Yields of trees or other perennial plants have to be simulated in order to predict the outcomes of many interventions. Unlike annual crops, however, trees normally yield nothing for a few years after planting, following which yields gradually increase until they reach a tree-specific maximum. This is simulated with this function, which assumes that a Gompertz function is a good way to describe this (based on the general shape of the curve, not on extensive research…). The function assumes that yields remain at the maximum level, once this is reached. For long simulations, this may not be a valid assumption! The function parameters are estimated based on yield estimates for two points in time, which the user can specify. They are described by a year number and by a percentage of the maximum yield that is attained at that time.

The arguments for the `gompertz_yield`

function include:

`max_harvest`

, which is the maximum harvest from the tree (in number of fruits, kg or other units)`time_to_first_yield_estimate`

, which is the year (or other time unit) number, for which the first yield estimate is provided by`first_yield_estimate_percent`

`time_to_second_yield_estimate`

, which is the year (or other time unit) number, for which the second yield estimate is provided by`second_yield_estimate_percent`

`first_yield_estimate_percent`

percentage of the maximum yield that is attained in the year (or other time unit) given by`time_to_first_yield_estimate`

`second_yield_estimate_percent`

percentage of the maximum yield that is attained in the year (or other time unit) given by`time_to_second_yield_estimate`

`n_years`

, which is the number of years to run the simulation`var_CV`

, which is the coefficient indicating how much variation should be introduced into the time series.

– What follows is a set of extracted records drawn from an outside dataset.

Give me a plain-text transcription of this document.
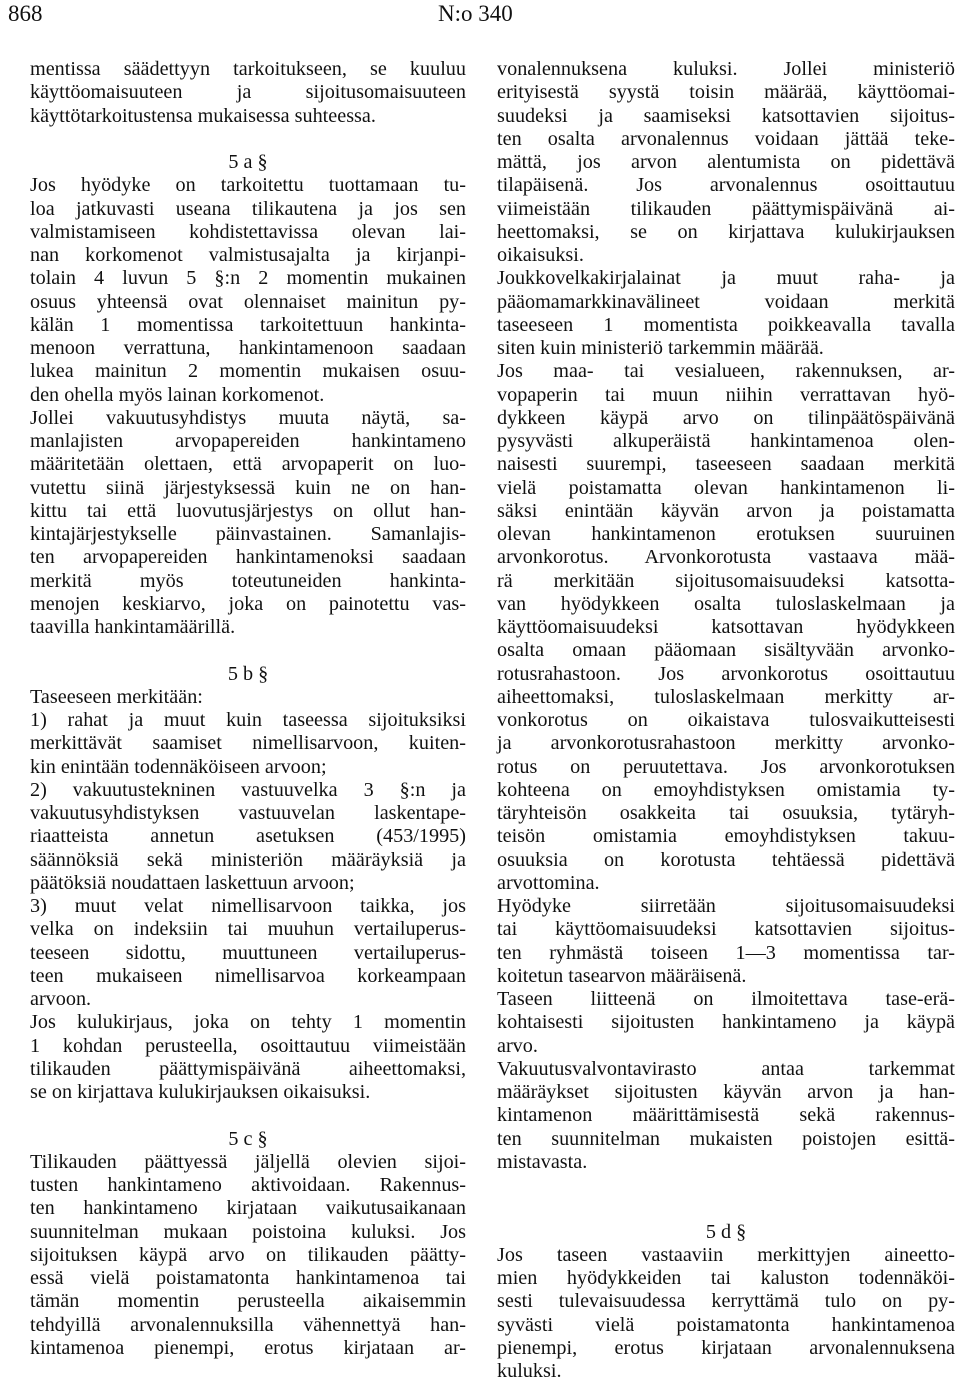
868	N:o 340
mentissa säädettyyn tarkoitukseen, se kuuluu
käyttöomaisuuteen ja sijoitusomaisuuteen
käyttötarkoitustensa mukaisessa suhteessa.
5 a §
Jos hyödyke on tarkoitettu tuottamaan tu-
loa jatkuvasti useana tilikautena ja jos sen
valmistamiseen kohdistettavissa olevan lai-
nan korkomenot valmistusajalta ja kirjanpi-
tolain 4 luvun 5 §:n 2 momentin mukainen
osuus yhteensä ovat olennaiset mainitun py-
kälän 1 momentissa tarkoitettuun hankinta-
menoon verrattuna, hankintamenoon saadaan
lukea mainitun 2 momentin mukaisen osuu-
den ohella myös lainan korkomenot.
Jollei vakuutusyhdistys muuta näytä, sa-
manlajisten arvopapereiden hankintameno
määritetään olettaen, että arvopaperit on luo-
vutettu siinä järjestyksessä kuin ne on han-
kittu tai että luovutusjärjestys on ollut han-
kintajärjestykselle päinvastainen. Samanlajis-
ten arvopapereiden hankintamenoksi saadaan
merkitä myös toteutuneiden hankinta-
menojen keskiarvo, joka on painotettu vas-
taavilla hankintamäärillä.
5 b §
Taseeseen merkitään:
1) rahat ja muut kuin taseessa sijoituksiksi
merkittävät saamiset nimellisarvoon, kuiten-
kin enintään todennäköiseen arvoon;
2) vakuutustekninen vastuuvelka 3 §:n ja
vakuutusyhdistyksen vastuuvelan laskentape-
riaatteista annetun asetuksen (453/1995)
säännöksiä sekä ministeriön määräyksiä ja
päätöksiä noudattaen laskettuun arvoon;
3) muut velat nimellisarvoon taikka, jos
velka on indeksiin tai muuhun vertailuperus-
teeseen sidottu, muuttuneen vertailuperus-
teen mukaiseen nimellisarvoa korkeampaan
arvoon.
Jos kulukirjaus, joka on tehty 1 momentin
1 kohdan perusteella, osoittautuu viimeistään
tilikauden päättymispäivänä aiheettomaksi,
se on kirjattava kulukirjauksen oikaisuksi.
5 c §
Tilikauden päättyessä jäljellä olevien sijoi-
tusten hankintameno aktivoidaan. Rakennus-
ten hankintameno kirjataan vaikutusaikanaan
suunnitelman mukaan poistoina kuluksi. Jos
sijoituksen käypä arvo on tilikauden päätty-
essä vielä poistamatonta hankintamenoa tai
tämän momentin perusteella aikaisemmin
tehdyillä arvonalennuksilla vähennettyä han-
kintamenoa pienempi, erotus kirjataan ar-
vonalennuksena kuluksi. Jollei ministeriö
erityisestä syystä toisin määrää, käyttöomai-
suudeksi ja saamiseksi katsottavien sijoitus-
ten osalta arvonalennus voidaan jättää teke-
mättä, jos arvon alentumista on pidettävä
tilapäisenä. Jos arvonalennus osoittautuu
viimeistään tilikauden päättymispäivänä ai-
heettomaksi, se on kirjattava kulukirjauksen
oikaisuksi.
Joukkovelkakirjalainat ja muut raha- ja
pääomamarkkinavälineet voidaan merkitä
taseeseen 1 momentista poikkeavalla tavalla
siten kuin ministeriö tarkemmin määrää.
Jos maa- tai vesialueen, rakennuksen, ar-
vopaperin tai muun niihin verrattavan hyö-
dykkeen käypä arvo on tilinpäätöspäivänä
pysyvästi alkuperäistä hankintamenoa olen-
naisesti suurempi, taseeseen saadaan merkitä
vielä poistamatta olevan hankintamenon li-
säksi enintään käyvän arvon ja poistamatta
olevan hankintamenon erotuksen suuruinen
arvonkorotus. Arvonkorotusta vastaava mää-
rä merkitään sijoitusomaisuudeksi katsotta-
van hyödykkeen osalta tuloslaskelmaan ja
käyttöomaisuudeksi katsottavan hyödykkeen
osalta omaan pääomaan sisältyvään arvonko-
rotusrahastoon. Jos arvonkorotus osoittautuu
aiheettomaksi, tuloslaskelmaan merkitty ar-
vonkorotus on oikaistava tulosvaikutteisesti
ja arvonkorotusrahastoon merkitty arvonko-
rotus on peruutettava. Jos arvonkorotuksen
kohteena on emoyhdistyksen omistamia ty-
täryhteisön osakkeita tai osuuksia, tytäryh-
teisön omistamia emoyhdistyksen takuu-
osuuksia on korotusta tehtäessä pidettävä
arvottomina.
Hyödyke siirretään sijoitusomaisuudeksi
tai käyttöomaisuudeksi katsottavien sijoitus-
ten ryhmästä toiseen 1—3 momentissa tar-
koitetun tasearvon määräisenä.
Taseen liitteenä on ilmoitettava tase-erä-
kohtaisesti sijoitusten hankintameno ja käypä
arvo.
Vakuutusvalvontavirasto antaa tarkemmat
määräykset sijoitusten käyvän arvon ja han-
kintamenon määrittämisestä sekä rakennus-
ten suunnitelman mukaisten poistojen esittä-
mistavasta.
5 d §
Jos taseen vastaaviin merkittyjen aineetto-
mien hyödykkeiden tai kaluston todennäköi-
sesti tulevaisuudessa kerryttämä tulo on py-
syvästi vielä poistamatonta hankintamenoa
pienempi, erotus kirjataan arvonalennuksena
kuluksi.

If this is one numeric value, then this value is used for all variables. The default is 0, for a time series with no artificially introduced variation. See description of the`vv`

function for more details on this.`no_yield_before_first_estimate`

, which is the boolean variable indicating whether yields before the time unit indicated by`time_to_first_yield_estimate`

should be 0.

The function provides a vector of `n_years`

numeric values, useful for describing the simulated yield of perennial crops. This starts at 0 and, if the simulation runs for a sufficient number of years, approaches `max_harvest.`

If `var_CV>0`

, this time series includes artificial variation.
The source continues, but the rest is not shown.